A hormone that helps children grow may cause breast cancer, and women with high levels are at higher risk, a new study has found.
The hormone, IGF-1, stimulates cell division, especially during childhood, and is being investigated as an anti-ageing treatment. Its effect on the breast is unclear, but cancer results when cell division multiplies out of control.
The hormone has been linked to breast cancer before in smaller studies. For the new research, Cancer Research UK scientists at the University of Oxford analysed findings in 17 studies from 12 different countries, which together included nearly 5,000 women with breast cancer. The results showed that the 20 per cent of women with the highest blood levels of the growth factor were 28 per cent more likely to develop breast cancer than the 20 per cent with the lowest levels.
The effect was seen mainly in women with a certain type of breast cancer that responds to the female hormone oestrogen.
Professor Tim Key, lead author of the study, published in the journal Lancet Oncology, said: "Over the last few years there has been increasing interest in the possible link between growth factors and breast cancer, but the results have been inconsistent. Putting together all the information available worldwide gives us conclusive evidence that the higher a woman's blood levels of IGF-I, the higher her risk of breast cancer."
"We don't yet fully understand what affects blood levels of this growth factor, but it's possible that diet plays an important role."
Dr Lesley Walker, director of cancer information at Cancer Research UK, said: "This hormone has received a lot of attention, not just for its role in breast cancer, but also in prostate cancer.

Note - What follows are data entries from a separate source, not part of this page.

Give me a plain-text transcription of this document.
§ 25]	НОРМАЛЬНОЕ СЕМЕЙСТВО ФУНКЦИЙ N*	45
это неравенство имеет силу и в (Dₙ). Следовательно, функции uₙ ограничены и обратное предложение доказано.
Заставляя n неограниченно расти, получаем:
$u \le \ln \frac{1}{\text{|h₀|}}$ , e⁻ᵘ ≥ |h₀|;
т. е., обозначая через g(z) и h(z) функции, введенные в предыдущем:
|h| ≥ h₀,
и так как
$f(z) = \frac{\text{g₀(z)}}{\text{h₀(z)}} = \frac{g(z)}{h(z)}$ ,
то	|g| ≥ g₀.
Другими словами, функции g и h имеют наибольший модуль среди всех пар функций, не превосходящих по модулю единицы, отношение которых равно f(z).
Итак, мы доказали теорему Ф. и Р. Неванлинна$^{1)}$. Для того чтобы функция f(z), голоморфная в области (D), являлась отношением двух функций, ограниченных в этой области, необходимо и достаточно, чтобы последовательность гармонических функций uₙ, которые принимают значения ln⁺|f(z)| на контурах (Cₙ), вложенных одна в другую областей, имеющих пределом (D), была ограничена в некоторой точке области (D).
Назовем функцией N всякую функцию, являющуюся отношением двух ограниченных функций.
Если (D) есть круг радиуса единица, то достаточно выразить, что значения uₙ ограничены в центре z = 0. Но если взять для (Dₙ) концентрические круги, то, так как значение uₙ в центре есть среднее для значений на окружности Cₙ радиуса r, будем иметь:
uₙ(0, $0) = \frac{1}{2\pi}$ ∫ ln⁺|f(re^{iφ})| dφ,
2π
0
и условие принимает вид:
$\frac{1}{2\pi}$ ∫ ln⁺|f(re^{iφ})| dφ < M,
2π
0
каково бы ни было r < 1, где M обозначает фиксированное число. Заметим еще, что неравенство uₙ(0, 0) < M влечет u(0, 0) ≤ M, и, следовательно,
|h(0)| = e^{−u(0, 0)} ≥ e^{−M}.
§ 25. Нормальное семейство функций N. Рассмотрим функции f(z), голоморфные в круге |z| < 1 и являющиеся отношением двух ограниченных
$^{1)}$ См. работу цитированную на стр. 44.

"Although we'll have to wait and see if particular changes to a woman's diet can affect her levels of this hormone, this study has revealed some very interesting information that adds to our knowledge about the disease."
The finding follows the discovery last week of five new genetic sites that increase a woman's risk of developing breast cancer by between 6 and 16 per cent. They take the total number of common "low-risk" genetic sites associated with breast cancer to 18.

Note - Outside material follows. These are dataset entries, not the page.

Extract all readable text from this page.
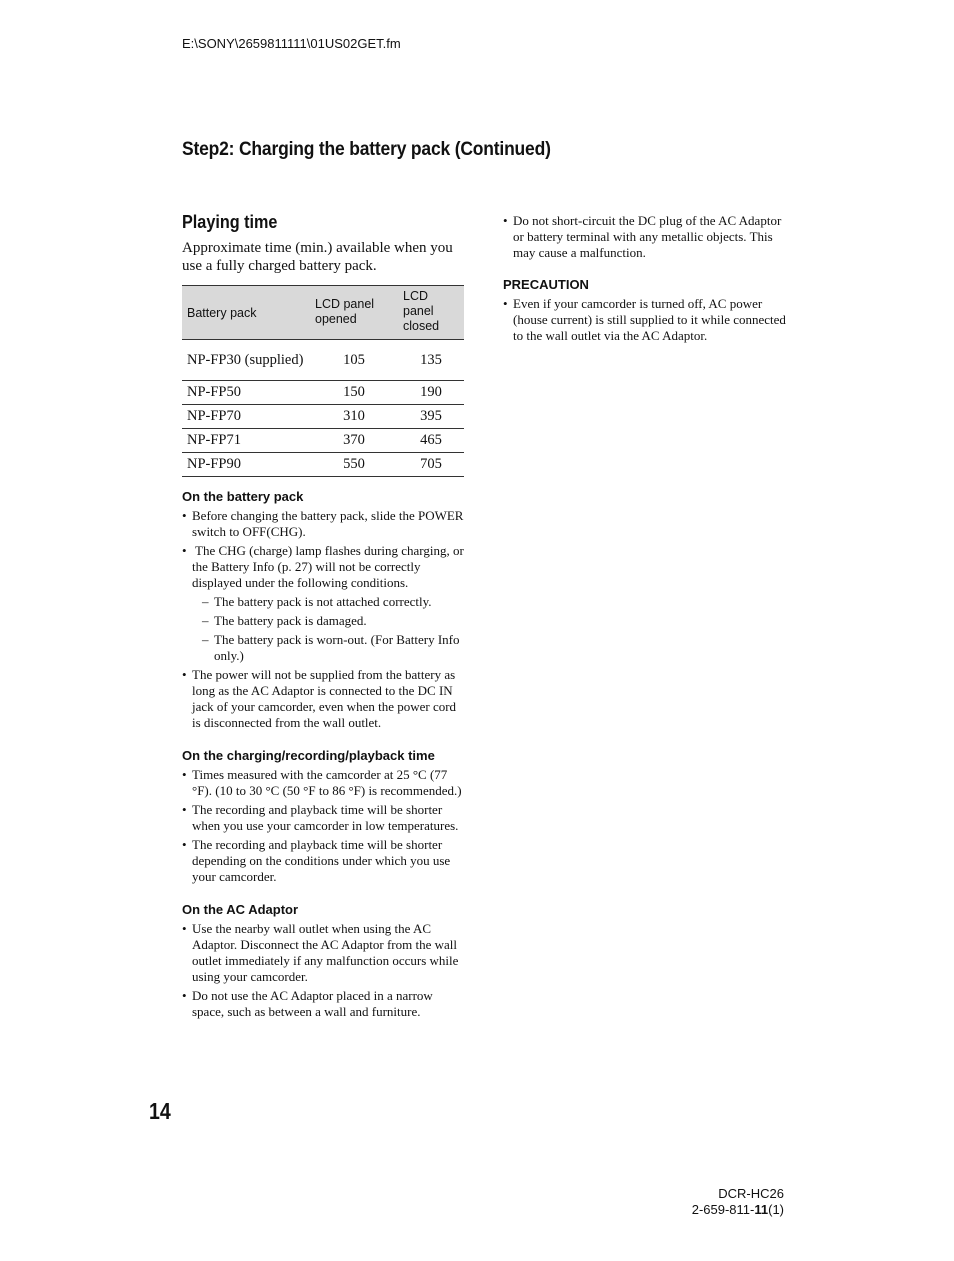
E:\SONY\2659811111\01US02GET.fm
Step2: Charging the battery pack (Continued)
Playing time

Approximate time (min.) available when you use a fully charged battery pack.

Battery pack	LCD panel opened	LCD panel closed
NP-FP30 (supplied)	105	135
NP-FP50	150	190
NP-FP70	310	395
NP-FP71	370	465
NP-FP90	550	705
On the battery pack
• Before changing the battery pack, slide the POWER switch to OFF(CHG).
• The CHG (charge) lamp flashes during charging, or the Battery Info (p. 27) will not be correctly displayed under the following conditions.
– The battery pack is not attached correctly.
– The battery pack is damaged.
– The battery pack is worn-out. (For Battery Info only.)
• The power will not be supplied from the battery as long as the AC Adaptor is connected to the DC IN jack of your camcorder, even when the power cord is disconnected from the wall outlet.
On the charging/recording/playback time
• Times measured with the camcorder at 25 °C (77 °F). (10 to 30 °C (50 °F to 86 °F) is recommended.)
• The recording and playback time will be shorter when you use your camcorder in low temperatures.
• The recording and playback time will be shorter depending on the conditions under which you use your camcorder.
On the AC Adaptor
• Use the nearby wall outlet when using the AC Adaptor. Disconnect the AC Adaptor from the wall outlet immediately if any malfunction occurs while using your camcorder.
• Do not use the AC Adaptor placed in a narrow space, such as between a wall and furniture.
• Do not short-circuit the DC plug of the AC Adaptor or battery terminal with any metallic objects. This may cause a malfunction.
PRECAUTION
• Even if your camcorder is turned off, AC power (house current) is still supplied to it while connected to the wall outlet via the AC Adaptor.
14
DCR-HC26
2-659-811-11(1)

The increased risk from each genetic site is small and scientists still don't know which genes are responsible. But as more of them are identified it may be possible to create tests for a combination of them that together significantly increase risk.
This could help doctors make decisions about prevention, diagnosis and treatment for women who are more likely to get breast cancer.
Helen George, head of science information at Cancer Research UK, said the study, published in Nature Genetics, was the largest of its kind to explore the common genetic variations that contribute to breast cancer risk.
"This research takes us a step closer to developing a powerful genetic test for the disease. Such a test could help doctors identify women who have an increased breast cancer risk so that they can make informed decisions about how to take steps to reduce their chance of developing the disease."